The U.S. state is advancing bills authorizing the use of state funds to acquire the properties. People involved say the price ranges between $1 billion and $3 billion.

Oil and gas producer Occidental has put the land on the block as it pays down debt from its $55 billion acquisition of Anadarko Petroleum in 2019. The company is under pressure, with U.S. oil prices sliding below $50 a barrel and activist shareholder Carl Icahn agitating for change.

The land lies on either side of the Union Pacific railroad, which originally received it from the federal government during the frontier era before its sale to Anadarko.

“Opportunities like this don’t come along very often,” state governor Mark Gordon and leaders of the Republican-controlled legislature wrote in a column last week. “It’s likely that this would be the largest government purchase of private land since the United States purchased Alaska.” Critics at first panned the 1867 U.S. purchase of Alaska as “Seward’s folly,” after U.S. secretary of state William Seward who negotiated it.

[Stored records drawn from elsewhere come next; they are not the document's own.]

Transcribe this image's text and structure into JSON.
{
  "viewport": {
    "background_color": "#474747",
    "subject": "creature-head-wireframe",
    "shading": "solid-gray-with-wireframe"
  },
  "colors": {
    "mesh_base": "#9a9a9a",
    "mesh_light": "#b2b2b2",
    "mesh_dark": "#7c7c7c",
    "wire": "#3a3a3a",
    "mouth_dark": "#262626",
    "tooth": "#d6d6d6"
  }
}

Wyoming’s interest in an area this large is also raising questions. The land on offer—more than 1 million acres of surface land and 4 million acres of underground mineral rights—could deepen the Wyoming economy’s exposure to natural resources. State finances are deteriorating as taxes on coal and natural gas decline.

State officials view the land as a potential bonanza for oil and gas extraction, wind and solar farms, power transmission lines, soda-ash mining, livestock grazing and big-game hunting. 

Houston-based Occidental has confirmed the auction for the acreage, which cuts mostly through Wyoming’s arid southern tier.

“While the state has clearly communicated a lot of interest in this asset, it is a competitive process and there’s a large number of qualified participants in that,” said Oscar Brown, Occidental senior vice-president. “The winner of that asset will be one of the largest land and mineral owners in the United States.”

Several energy-focused private equity groups and at least two publicly listed exploration and production companies have expressed interest, according to people briefed on the sale process.

Shannon Anderson, staff attorney at the Powder River Basin Resource Council, said the Wyoming conservation group was “very concerned about the risk to our state if we spend our savings to acquire this land and minerals that Occidental can’t wait to get rid of.”

Gordon first discussed a potential land deal with Occidental CEO Vicki Hollub last May, at a conference on carbon capture and storage technology held in Jackson, Wyo., a state official said.

The state government owns 3.5 million acres of surface land and 3.9 million mineral acres. Leases and royalties generate almost $200 million in annual revenue for the government, according to its Office of State Lands and Investments. The U.S. federal government owns another 29 million acres of land in Wyoming, almost half the total.